Video: How does it look?
Empire of the Sun is presented in a 1.85:1 anamorphic widescreen transfer. I’ve seen this movie in several renditions and I have to say, this new presentation is a welcome improvement over previous editions. I instantly noticed a higher level of detail and sharpness, with minimal edge enhancement to speak of, which was good news, of course. The colors retain the intended form, which means bright, but not too vibrant, more natural in scope. The black levels seem refined and on the mark also, which enhances detail and the entire visual impact, I think. A few minor flaws aside, this is an excellent visual effort from Warner, so kudos to them.
Audio: How does it sound?
I have a suspicion that some will be let down by the rather conservative nature of the Dolby Digital 5.1 track here, but I think it just as it should be. Instead of loading the surrounds and risking a thin, forced atmosphere, this mix keeps things mostly in the front channels, which ensures a more natural, effective presentation. And when the rear channels do see some action, you’ll know it and you’ll be glad the film was handled in this fashion. The vocals are crisp and clean also, with no volume problems to discuss here. This disc also includes 2.0 surround options in English & French, as well as subtitles in English, Spanish, French, Portuguese, Japanese, Korean, Chinese, and Thai, which mean this one covers a whole lot of bases.

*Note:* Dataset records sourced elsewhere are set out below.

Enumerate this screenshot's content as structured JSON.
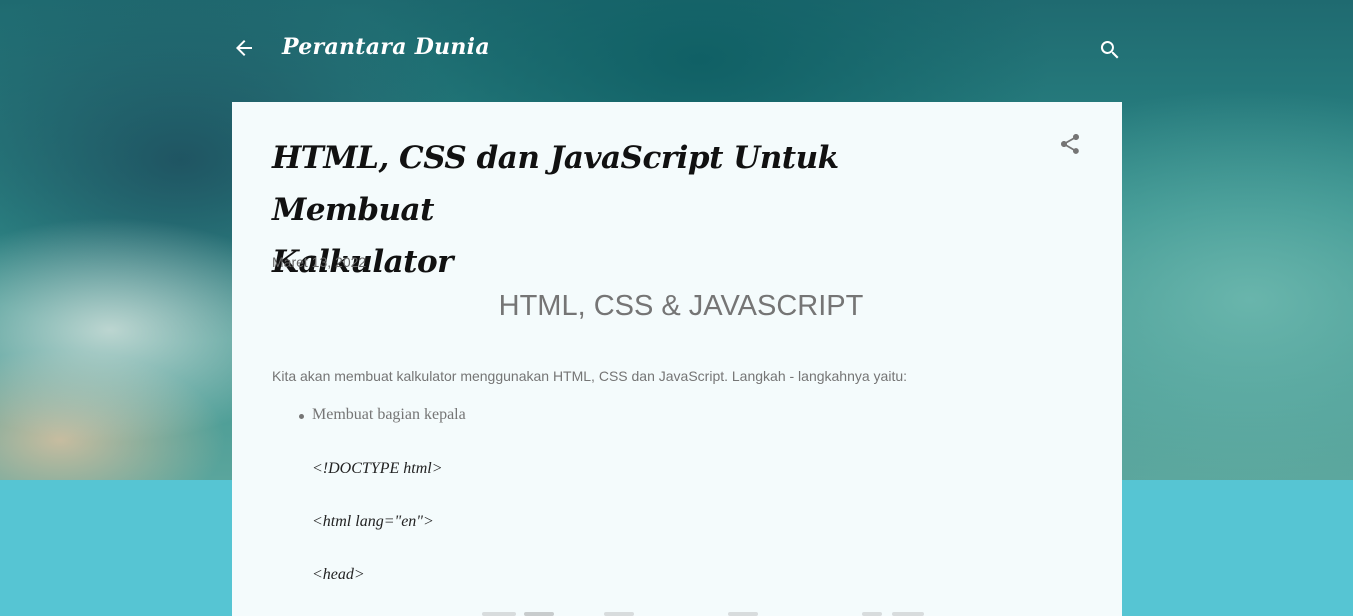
{
  "header": {
    "blog_title": "Perantara Dunia",
    "back_icon": "arrow-back-icon",
    "search_icon": "search-icon"
  },
  "post": {
    "title_line1": "HTML, CSS dan JavaScript Untuk Membuat",
    "title_line2": "Kalkulator",
    "date": "Maret 13, 2022",
    "share_icon": "share-icon",
    "section_heading": "HTML, CSS & JAVASCRIPT",
    "intro": "Kita akan membuat kalkulator menggunakan HTML, CSS dan JavaScript. Langkah - langkahnya yaitu:",
    "list": [
      "Membuat bagian kepala"
    ],
    "code_lines": [
      "<!DOCTYPE html>",
      "<html lang=\"en\">",
      "<head>"
    ]
  },
  "colors": {
    "page_bg": "#56c5d3",
    "card_bg": "#f4fbfc",
    "header_text": "#ffffff",
    "muted_text": "#757575"
  }
}
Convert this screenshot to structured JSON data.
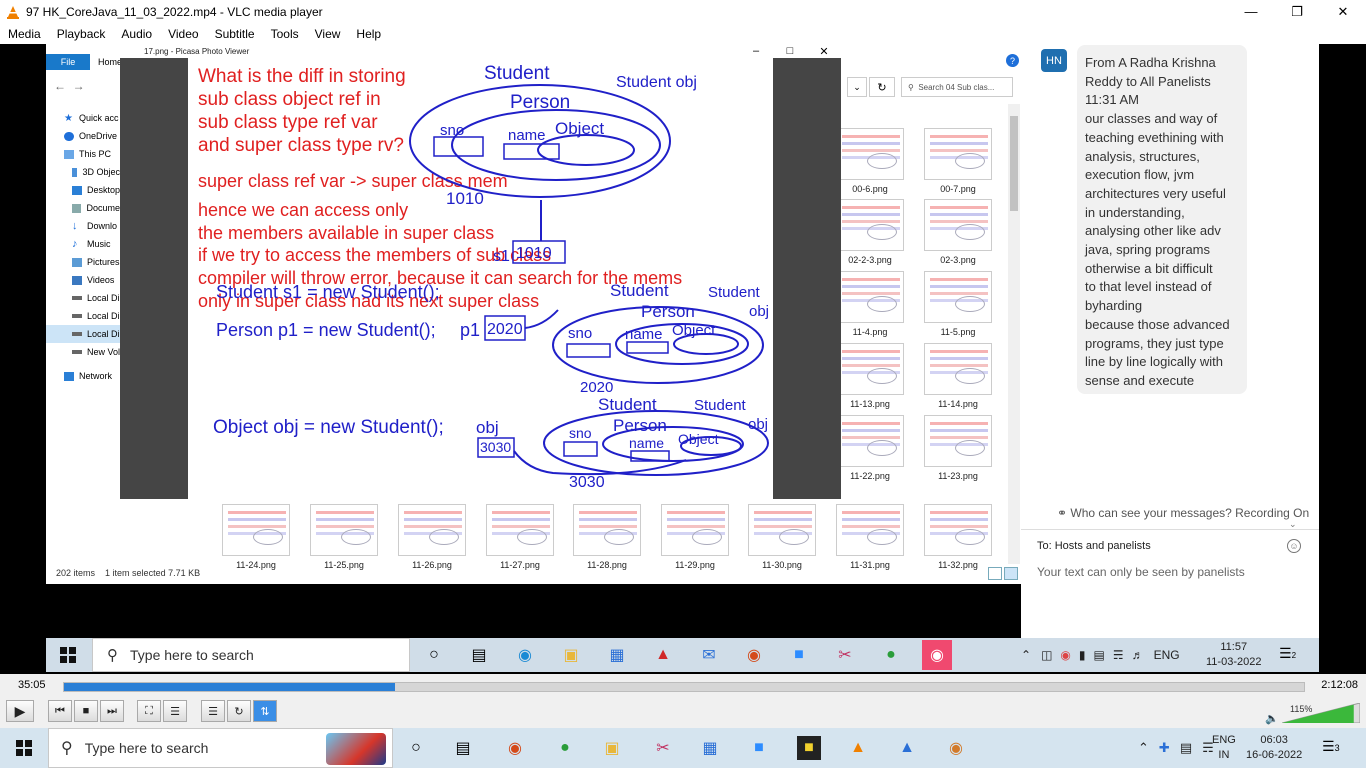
{
  "window": {
    "title": "97 HK_CoreJava_11_03_2022.mp4 - VLC media player",
    "menu": [
      "Media",
      "Playback",
      "Audio",
      "Video",
      "Subtitle",
      "Tools",
      "View",
      "Help"
    ]
  },
  "explorer": {
    "file_tab": "File",
    "home_tab": "Home",
    "search_placeholder": "Search 04 Sub clas...",
    "nav_items": [
      {
        "label": "Quick acc",
        "icon": "star-icon"
      },
      {
        "label": "OneDrive",
        "icon": "cloud-icon"
      },
      {
        "label": "This PC",
        "icon": "computer-icon"
      },
      {
        "label": "3D Objec",
        "icon": "cube-icon"
      },
      {
        "label": "Desktop",
        "icon": "desktop-icon"
      },
      {
        "label": "Docume",
        "icon": "document-icon"
      },
      {
        "label": "Downlo",
        "icon": "download-icon"
      },
      {
        "label": "Music",
        "icon": "music-icon"
      },
      {
        "label": "Pictures",
        "icon": "pictures-icon"
      },
      {
        "label": "Videos",
        "icon": "videos-icon"
      },
      {
        "label": "Local Di",
        "icon": "drive-icon"
      },
      {
        "label": "Local Di",
        "icon": "drive-icon"
      },
      {
        "label": "Local Di",
        "icon": "drive-icon"
      },
      {
        "label": "New Vol",
        "icon": "drive-icon"
      },
      {
        "label": "Network",
        "icon": "network-icon"
      }
    ],
    "right_thumbs": [
      "00-6.png",
      "00-7.png",
      "02-2-3.png",
      "02-3.png",
      "11-4.png",
      "11-5.png",
      "11-13.png",
      "11-14.png",
      "11-22.png",
      "11-23.png"
    ],
    "bottom_thumbs": [
      "11-24.png",
      "11-25.png",
      "11-26.png",
      "11-27.png",
      "11-28.png",
      "11-29.png",
      "11-30.png",
      "11-31.png",
      "11-32.png"
    ],
    "status_items": "202 items",
    "status_selected": "1 item selected  7.71 KB"
  },
  "picasa": {
    "title": "17.png - Picasa Photo Viewer",
    "slide": {
      "question": [
        "What is the diff in storing",
        "sub class object ref in",
        "sub class type ref var",
        "and super class type rv?"
      ],
      "statement": "super class ref var -> super class mem",
      "explanation": [
        "hence we can access only",
        "the members available in super class",
        "if we try to access the members of sub class",
        "compiler will throw error, because it can search for the mems",
        "only in super class nad its next super class"
      ],
      "code_line_1": "Student s1 = new Student();",
      "code_line_2": "Person p1 = new Student();",
      "code_line_3": "Object obj = new Student();",
      "ref_p1": "p1",
      "ref_obj": "obj",
      "ref_s1": "s1",
      "addr_1": "1010",
      "addr_2": "2020",
      "addr_3": "3030",
      "student": "Student",
      "person": "Person",
      "object": "Object",
      "sno": "sno",
      "name": "name",
      "student_obj": "Student obj",
      "obj": "obj"
    }
  },
  "chat": {
    "avatar": "HN",
    "message": "From A Radha Krishna\nReddy to All Panelists\n11:31 AM\nour classes and way of\nteaching evethining with\nanalysis, structures,\nexecution flow, jvm\narchitectures very useful\nin understanding,\nanalysing other like adv\njava, spring programs\notherwise a bit difficult\nto that level instead of\nbyharding\nbecause those advanced\nprograms, they just type\nline by line logically with\nsense and execute",
    "recording_note": "Who can see your messages? Recording On",
    "to_label": "To:  Hosts and panelists",
    "input_hint": "Your text can only be seen by panelists"
  },
  "inner_taskbar": {
    "search_placeholder": "Type here to search",
    "lang": "ENG",
    "time": "11:57",
    "date": "11-03-2022",
    "notif_count": "2"
  },
  "player": {
    "elapsed": "35:05",
    "total": "2:12:08",
    "progress": 0.267,
    "volume_label": "115%",
    "volume": 1.15
  },
  "taskbar": {
    "search_placeholder": "Type here to search",
    "lang_top": "ENG",
    "lang_bottom": "IN",
    "time": "06:03",
    "date": "16-06-2022",
    "notif_count": "3"
  }
}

Supplements: What are the extras?
The main extra here is The China Odyssey: Empire of the Sun, which is an extensive and very well made behind the scenes documentary. This is no fluff piece, as it runs just under fifty minutes and delves deep with the production, from the source material to the casting choices to the production itself and beyond. I had seen this program before, but it was still interesting to revisit it, as it so insightful and informative. One of the better behind the scenes projects out there, The China Odyssey is a terrific inclusion and shouldn’t be missed. This disc also includes some talent files, as well as the film’s theatrical trailer.